Wednesday 2 April 2014

Facebook details its plans to bring drone internet access to the masses – but will monopolistic telcos stand idly by?


Titan aerospace


Earlier this month, Facebook announced that it was developing its own drone-based plan for global internet coverage, to compete against the likes of Google’s balloon-based Project Loon. On Friday, Zuckerberg unveiled a more detailed paper on that proposal, discussing why the company believes that drones are a better technology than balloons, what it hopes to accomplish, and where it believes the market will go in the future.

Like Project Loon, Dronebook (not an actual product name) is designed to solve the problem of limited internet access across the globe. The existing map of internet coverage looks like this:
Internet coverage
If you’re in the business of getting people online and into your own service network, this is something of a problem. Two thirds of the world’s population remains off the grid and the challenges of wiring these spaces are enormous. Thanks to low population densities, impoverished citizens, challenging terrain, or significant levels of sociopolitical unrest, there are many areas of the world without a realistic plan for deploying internet access in the near future.
Facebook wants to change that, and it’s betting that drones can do a better job. The key arguments from Zuckerberg’s whitepaper are:
  • Solar-powered drones can remain in the air for much longer periods than their balloon counterparts.
  • Unlike balloons, which drift on the wind with limited controls, drones can remain directly over a specific city or area.
  • Unlike balloons, drones can be easily serviced and returned to flight.
In most other respects, Project Loon and FB’s drone project are similar. They target the same atmospheric height and they try to solve the same problem — tossing cheap, regional slices of internet access down from the heavens rather than relying on vastly more expensive satellites to do the trick.

Of profits and censorship

There are two major flaws that neither Google nor Facebook have addressed to date and they’ve got nothing to do with the blue sky research either company is conducting. First, there’s the very real question of how the telecommunications industry is likely to react to the widespread deployment of either technology. Right now, the likes of AT&T, Time Warner, and Comcast don’t care much about satellite providers because satellite internet is a miserable experience that no one in their right mind would ever purchase. With a round-trip latency of 1000-1500ms and sharp restrictions on monthly bandwidth, satellite internet is the internet of last resort — and the cable companies and telcos know it. Proposed systems that would substantially reduce the massive latency of satellite internet access remain untested.

A Google balloon or Facebook drone capable of throwing WiFi signals across an entire city or town is exactly the kind of threat that these companies wouldn’t take kindly to — particularly if FB or Google provided the service for free or at a sharply reduced rate. Expect a serious fight on this front if Google or FB moves towards making these projects a reality; high altitude WiFi would undercut the entire business model cellular networks depend on, and these companies do not play fair when it comes to writing laws that favor their own solutions at the expense of everyone else.

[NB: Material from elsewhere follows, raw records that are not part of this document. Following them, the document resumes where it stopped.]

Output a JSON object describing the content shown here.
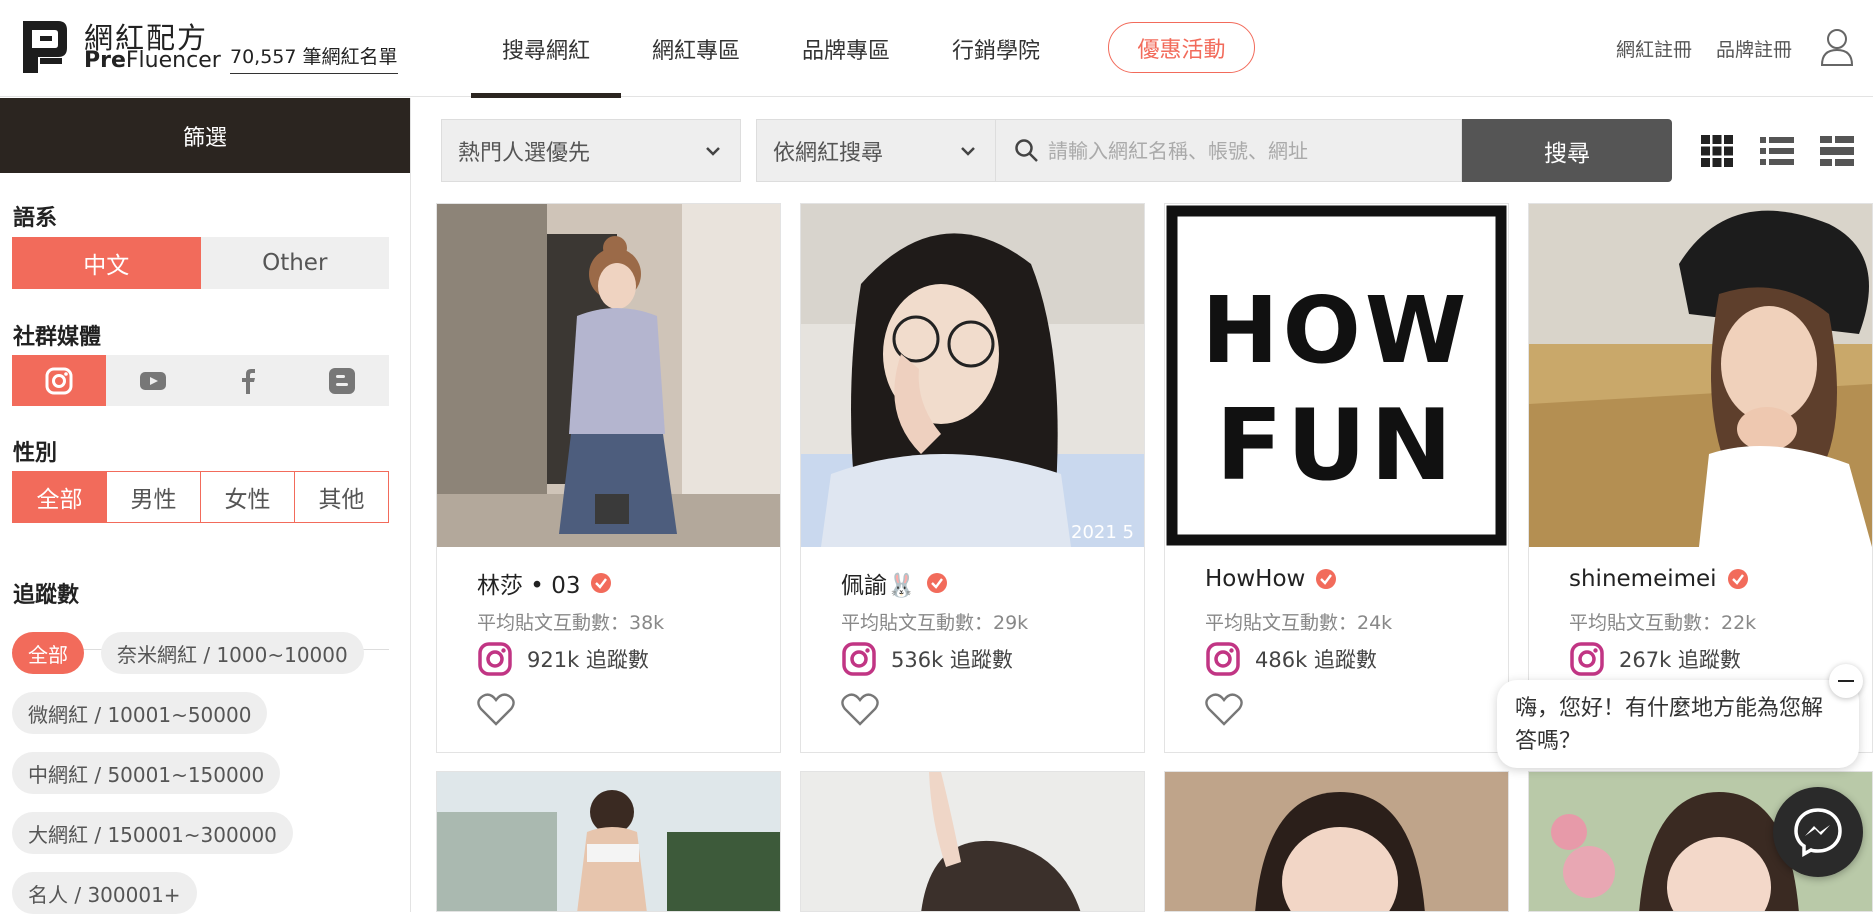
{
  "header": {
    "logo_zh": "網紅配方",
    "logo_en_bold": "Pre",
    "logo_en_rest": "Fluencer",
    "count_link": "70,557 筆網紅名單",
    "nav": [
      {
        "label": "搜尋網紅",
        "active": true
      },
      {
        "label": "網紅專區",
        "active": false
      },
      {
        "label": "品牌專區",
        "active": false
      },
      {
        "label": "行銷學院",
        "active": false
      }
    ],
    "promo": "優惠活動",
    "influencer_register": "網紅註冊",
    "brand_register": "品牌註冊"
  },
  "sidebar": {
    "title": "篩選",
    "language": {
      "label": "語系",
      "options": [
        "中文",
        "Other"
      ],
      "selected": "中文"
    },
    "social": {
      "label": "社群媒體",
      "options": [
        "instagram-icon",
        "youtube-icon",
        "facebook-icon",
        "blogger-icon"
      ],
      "selected": "instagram-icon"
    },
    "gender": {
      "label": "性別",
      "options": [
        "全部",
        "男性",
        "女性",
        "其他"
      ],
      "selected": "全部"
    },
    "followers": {
      "label": "追蹤數",
      "options": [
        "全部",
        "奈米網紅 / 1000~10000",
        "微網紅 / 10001~50000",
        "中網紅 / 50001~150000",
        "大網紅 / 150001~300000",
        "名人 / 300001+"
      ],
      "selected": "全部"
    }
  },
  "toolbar": {
    "sort": "熱門人選優先",
    "search_by": "依網紅搜尋",
    "search_placeholder": "請輸入網紅名稱、帳號、網址",
    "search_button": "搜尋"
  },
  "influencers": [
    {
      "name": "林莎 • 03",
      "engagement": "平均貼文互動數：38k",
      "followers": "921k 追蹤數"
    },
    {
      "name": "佩諭🐰",
      "engagement": "平均貼文互動數：29k",
      "followers": "536k 追蹤數"
    },
    {
      "name": "HowHow",
      "engagement": "平均貼文互動數：24k",
      "followers": "486k 追蹤數"
    },
    {
      "name": "shinemeimei",
      "engagement": "平均貼文互動數：22k",
      "followers": "267k 追蹤數"
    }
  ],
  "howhow_logo": [
    "HOW",
    "FUN"
  ],
  "photo_watermark": "2021 5",
  "chat": {
    "message": "嗨，您好！有什麼地方能為您解答嗎？"
  },
  "colors": {
    "accent": "#f26b5b",
    "dark": "#2b2520",
    "search_button": "#555555",
    "instagram": "#c13584"
  }
}
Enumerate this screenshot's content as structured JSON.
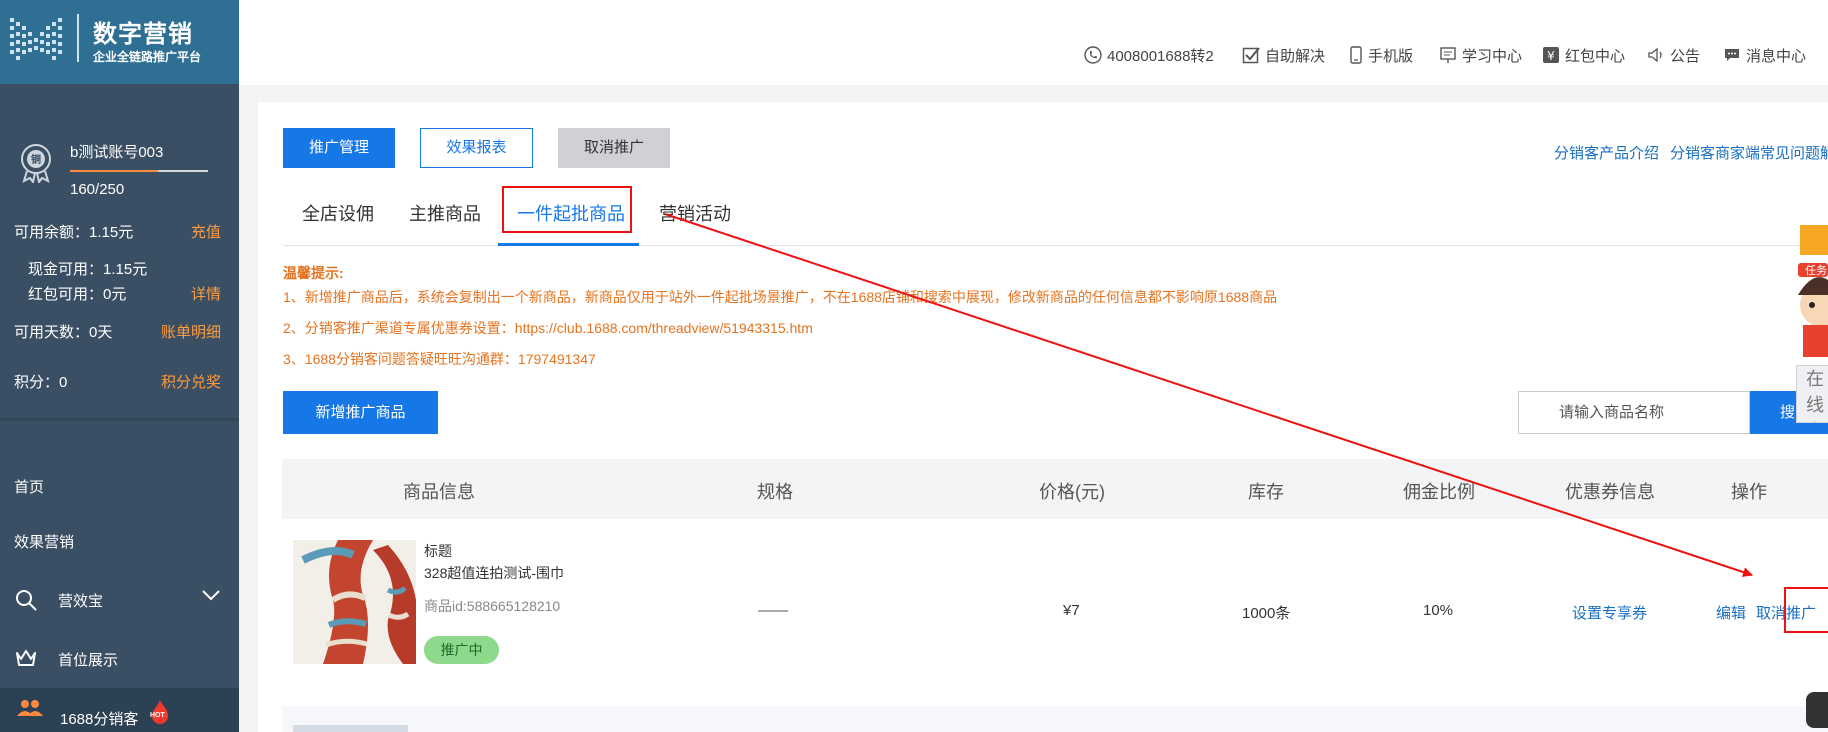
{
  "brand": {
    "title": "数字营销",
    "subtitle": "企业全链路推广平台"
  },
  "account": {
    "name": "b测试账号003",
    "progress_text": "160/250",
    "progress_fraction": 0.64
  },
  "balances": {
    "available_label": "可用余额：1.15元",
    "recharge_link": "充值",
    "cash_label": "现金可用：1.15元",
    "redpacket_label": "红包可用：0元",
    "detail_link": "详情",
    "days_label": "可用天数：0天",
    "bill_link": "账单明细",
    "points_label": "积分：0",
    "points_link": "积分兑奖"
  },
  "nav": {
    "home": "首页",
    "effect": "效果营销",
    "yingxiaobao": "营效宝",
    "top_display": "首位展示",
    "distributor": "1688分销客",
    "hot_badge": "HOT"
  },
  "topbar": {
    "phone": "4008001688转2",
    "self_service": "自助解决",
    "mobile": "手机版",
    "learning": "学习中心",
    "redpacket_center": "红包中心",
    "notice": "公告",
    "messages": "消息中心"
  },
  "actions": {
    "promo_manage": "推广管理",
    "effect_report": "效果报表",
    "cancel_promo": "取消推广",
    "intro_link": "分销客产品介绍",
    "faq_link": "分销客商家端常见问题解"
  },
  "tabs": [
    "全店设佣",
    "主推商品",
    "一件起批商品",
    "营销活动"
  ],
  "tips": {
    "title": "温馨提示:",
    "items": [
      "1、新增推广商品后，系统会复制出一个新商品，新商品仅用于站外一件起批场景推广，不在1688店铺和搜索中展现，修改新商品的任何信息都不影响原1688商品",
      "2、分销客推广渠道专属优惠券设置：https://club.1688.com/threadview/51943315.htm",
      "3、1688分销客问题答疑旺旺沟通群：1797491347"
    ]
  },
  "toolbar": {
    "add_product": "新增推广商品",
    "search_placeholder": "请输入商品名称",
    "search_button": "搜"
  },
  "table": {
    "headers": [
      "商品信息",
      "规格",
      "价格(元)",
      "库存",
      "佣金比例",
      "优惠券信息",
      "操作"
    ],
    "row": {
      "title_label": "标题",
      "title": "328超值连拍测试-围巾",
      "product_id": "商品id:588665128210",
      "status": "推广中",
      "spec": "——",
      "price": "¥7",
      "stock": "1000条",
      "commission": "10%",
      "coupon_link": "设置专享券",
      "edit_link": "编辑",
      "cancel_link": "取消推广"
    }
  },
  "widgets": {
    "mascot_banner": "任务",
    "consult_text": "在线咨询"
  },
  "colors": {
    "sidebar": "#3a4f63",
    "logo_bg": "#2f6f93",
    "primary": "#1677e6",
    "tip_orange": "#e6731f",
    "highlight_red": "#e11111"
  }
}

The second significant challenge to the idea of aerial internet is that there are plenty of governments in the world with zero interest in allowing unrestricted access to the internet — including many of the areas that most need the kind of projects Google and FB are proposing. Even governments that don’t explicitly keep citizens in the dark as part of a general policy of non-communication, like North Korea, aren’t likely to be thrilled with Google and Facebook beaming uncensored internet linkages to their cities from the skies. Bringing this technology to remote parts of the world is going to mean playing by the rules of nations that aren’t necessarily friendly to the unrestricted flow of information.
Finally, as we’ve discussed before, these projects aren’t philanthropic endeavors — at least, not entirely. No matter how noble the aims of both Google and Facebook, a big part of this effort is aimed at getting people online and into their own service networks. If both companies push ahead with their respective plans, it could open up an entire new vista of televised network entertainment: Balloons versus Drones — Aerial Combat at 60,000 Feet.